For modern women, the fear of cancer is almost as epidemic as the disease itself.
Throughout the media and on many health forums, advice abounds on how to prevent oneself from getting cancer. These bits of advice range from recommendations to lose weight, keep an alkaline diet, avoid meat...
the list is endless. Katrina Bos’s book adds a new perspective: renewing one’s mind and committing to living a true and a happy life.
When the author – who came from a family plagued with cancer – discovered a lump, she naturally assumed that she would probably die of it. Yet she had read enough about it to understand that conquering cancer had a lot to do with the ability to put up a good emotional fight. But how could she?
Coincidence, synchronicity, luck, or God brought the answer to her in the form of a healer who taught her to deal with the issue behind her cancer. According to Bos, it turns out that women who get certain kinds of breast cancers tend to be selfless types who are loved by everyone because they deny themselves. Her mother had died of cancer, and her mother was a sweet self-sacrificing woman who had not learned to live for herself. Of course, there are genetic and nutritional reasons that cancer may run in a family. But heck!
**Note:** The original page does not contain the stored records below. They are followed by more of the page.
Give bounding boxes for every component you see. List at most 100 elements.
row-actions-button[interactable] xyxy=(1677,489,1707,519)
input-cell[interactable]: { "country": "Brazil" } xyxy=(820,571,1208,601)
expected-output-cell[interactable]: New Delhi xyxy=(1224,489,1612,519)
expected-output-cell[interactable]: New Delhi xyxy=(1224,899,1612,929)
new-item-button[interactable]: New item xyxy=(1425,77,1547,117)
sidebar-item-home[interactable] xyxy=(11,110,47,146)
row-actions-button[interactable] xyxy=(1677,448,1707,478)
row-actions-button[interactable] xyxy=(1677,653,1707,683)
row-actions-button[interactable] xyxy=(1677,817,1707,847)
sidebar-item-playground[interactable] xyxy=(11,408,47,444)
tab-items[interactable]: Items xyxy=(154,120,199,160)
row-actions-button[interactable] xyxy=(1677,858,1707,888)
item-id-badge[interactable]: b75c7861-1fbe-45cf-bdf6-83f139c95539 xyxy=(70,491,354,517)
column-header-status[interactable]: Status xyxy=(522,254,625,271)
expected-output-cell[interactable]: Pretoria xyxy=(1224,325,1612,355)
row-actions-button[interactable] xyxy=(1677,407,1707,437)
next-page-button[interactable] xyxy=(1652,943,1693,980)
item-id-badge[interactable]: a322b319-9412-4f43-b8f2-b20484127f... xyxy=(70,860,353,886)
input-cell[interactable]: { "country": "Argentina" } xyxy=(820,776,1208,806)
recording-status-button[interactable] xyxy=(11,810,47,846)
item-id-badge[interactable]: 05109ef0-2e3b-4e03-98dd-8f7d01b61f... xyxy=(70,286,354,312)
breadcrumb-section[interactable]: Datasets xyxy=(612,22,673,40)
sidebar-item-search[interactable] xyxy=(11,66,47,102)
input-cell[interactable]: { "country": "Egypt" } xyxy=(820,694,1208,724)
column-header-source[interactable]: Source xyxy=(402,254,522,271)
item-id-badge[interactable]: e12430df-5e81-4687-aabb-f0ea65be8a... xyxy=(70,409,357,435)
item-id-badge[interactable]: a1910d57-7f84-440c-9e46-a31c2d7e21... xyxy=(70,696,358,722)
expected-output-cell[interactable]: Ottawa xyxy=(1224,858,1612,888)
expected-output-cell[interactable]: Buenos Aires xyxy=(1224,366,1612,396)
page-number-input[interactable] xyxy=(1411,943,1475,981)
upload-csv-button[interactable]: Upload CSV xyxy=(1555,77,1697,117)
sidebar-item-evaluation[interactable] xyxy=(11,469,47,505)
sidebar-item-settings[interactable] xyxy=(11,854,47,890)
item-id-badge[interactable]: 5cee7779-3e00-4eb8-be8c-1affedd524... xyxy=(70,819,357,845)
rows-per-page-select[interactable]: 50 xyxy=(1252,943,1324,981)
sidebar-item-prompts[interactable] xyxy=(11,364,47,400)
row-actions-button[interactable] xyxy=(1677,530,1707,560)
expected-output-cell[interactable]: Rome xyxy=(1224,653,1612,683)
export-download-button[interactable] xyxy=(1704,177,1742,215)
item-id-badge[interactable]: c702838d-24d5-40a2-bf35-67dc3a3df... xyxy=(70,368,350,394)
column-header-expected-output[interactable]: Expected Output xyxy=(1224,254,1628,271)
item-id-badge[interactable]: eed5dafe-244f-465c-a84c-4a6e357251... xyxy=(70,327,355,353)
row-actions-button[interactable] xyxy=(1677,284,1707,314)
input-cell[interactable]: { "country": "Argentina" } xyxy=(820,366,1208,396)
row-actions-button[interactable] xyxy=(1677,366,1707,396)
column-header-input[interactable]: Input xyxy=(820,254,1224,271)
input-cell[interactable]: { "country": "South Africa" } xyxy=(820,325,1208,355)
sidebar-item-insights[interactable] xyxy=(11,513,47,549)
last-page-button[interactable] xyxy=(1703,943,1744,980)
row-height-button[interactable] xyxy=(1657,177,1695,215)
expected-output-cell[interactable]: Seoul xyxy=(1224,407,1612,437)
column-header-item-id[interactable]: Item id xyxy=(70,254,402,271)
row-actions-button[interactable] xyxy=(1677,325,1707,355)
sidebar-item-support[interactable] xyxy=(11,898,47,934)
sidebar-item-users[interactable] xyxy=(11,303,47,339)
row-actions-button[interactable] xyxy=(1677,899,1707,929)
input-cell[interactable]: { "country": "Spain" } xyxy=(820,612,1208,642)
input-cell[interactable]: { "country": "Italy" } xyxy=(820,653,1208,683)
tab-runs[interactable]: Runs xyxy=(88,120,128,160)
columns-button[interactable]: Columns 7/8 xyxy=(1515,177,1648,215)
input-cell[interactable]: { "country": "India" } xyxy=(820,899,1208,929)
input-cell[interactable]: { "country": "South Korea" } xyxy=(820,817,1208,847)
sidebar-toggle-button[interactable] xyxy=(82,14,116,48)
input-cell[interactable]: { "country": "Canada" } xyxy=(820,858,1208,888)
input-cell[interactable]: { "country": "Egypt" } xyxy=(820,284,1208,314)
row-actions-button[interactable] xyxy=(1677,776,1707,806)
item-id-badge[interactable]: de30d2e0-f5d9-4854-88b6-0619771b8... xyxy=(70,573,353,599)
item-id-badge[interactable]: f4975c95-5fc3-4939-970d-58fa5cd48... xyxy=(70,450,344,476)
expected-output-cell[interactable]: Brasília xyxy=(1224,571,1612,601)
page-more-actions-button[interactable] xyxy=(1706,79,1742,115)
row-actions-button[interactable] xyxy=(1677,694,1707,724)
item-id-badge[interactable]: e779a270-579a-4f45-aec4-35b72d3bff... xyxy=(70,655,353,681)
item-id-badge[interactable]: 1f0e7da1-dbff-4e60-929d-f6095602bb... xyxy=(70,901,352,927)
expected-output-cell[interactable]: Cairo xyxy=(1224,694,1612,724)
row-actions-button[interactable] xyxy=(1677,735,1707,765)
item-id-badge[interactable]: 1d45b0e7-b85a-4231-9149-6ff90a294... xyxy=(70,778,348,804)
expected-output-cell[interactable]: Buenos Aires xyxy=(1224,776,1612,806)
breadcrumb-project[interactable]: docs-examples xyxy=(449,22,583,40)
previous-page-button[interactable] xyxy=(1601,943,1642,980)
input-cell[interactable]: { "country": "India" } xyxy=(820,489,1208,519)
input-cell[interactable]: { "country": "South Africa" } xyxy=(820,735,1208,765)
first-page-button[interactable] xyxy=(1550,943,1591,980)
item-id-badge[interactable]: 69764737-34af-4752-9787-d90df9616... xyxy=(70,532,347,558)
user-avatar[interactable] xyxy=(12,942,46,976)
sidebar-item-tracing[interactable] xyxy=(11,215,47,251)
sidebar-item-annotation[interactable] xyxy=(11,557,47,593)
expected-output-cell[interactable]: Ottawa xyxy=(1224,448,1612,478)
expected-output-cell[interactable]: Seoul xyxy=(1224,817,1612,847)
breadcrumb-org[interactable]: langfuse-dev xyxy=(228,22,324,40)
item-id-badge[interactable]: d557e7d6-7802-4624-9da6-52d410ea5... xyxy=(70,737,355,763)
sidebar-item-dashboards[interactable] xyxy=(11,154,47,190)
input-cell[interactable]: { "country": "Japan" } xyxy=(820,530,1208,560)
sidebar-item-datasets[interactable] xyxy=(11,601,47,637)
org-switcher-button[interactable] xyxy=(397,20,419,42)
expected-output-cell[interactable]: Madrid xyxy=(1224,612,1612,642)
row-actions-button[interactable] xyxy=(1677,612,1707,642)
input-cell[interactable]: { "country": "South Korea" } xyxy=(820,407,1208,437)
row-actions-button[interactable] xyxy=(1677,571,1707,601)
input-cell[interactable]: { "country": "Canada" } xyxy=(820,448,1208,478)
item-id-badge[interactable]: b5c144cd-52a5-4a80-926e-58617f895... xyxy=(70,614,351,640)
There might even be spiritual and emotional reasons. The problem is to work on beating the cancer in the right way, with or without conventional or alternative or supplemental medicine.
Bos traces her path toward healing, a path filled with returning to spirituality and the Bible and to finding out who she is,
in the process often challenging what others might expect of her. She knew that, in order to live, she had to change. After all, why would the body – which was created to heal itself– give her an illness that refused to be healed?
This self-help book will definitely come in handy for many women who need to get in touch with truly feeling free to live (as opposed to seeing death as the only way out of a life that is self-denying and thus creating a mindset that suppresses the immune system). There are several sections in the
book that some Christians might think of as New Age-y. If it is, it’s New Age Lite, and those
same passages could easily have been found in a Christian anti-cancer book. What If You Could Skip the Cancer?
is also good for those women who fear
the disease. It’s another weapon that helps to arm the reader against the cancer phobia rampant in our society. The book probably helps; it definitely won’t hurt, and it will
cause many women to re-examine their lives - and perhaps believe a bit more that the miraculous is always around us and often in our own hands. It’s an easy read
that packs a lot in a little package.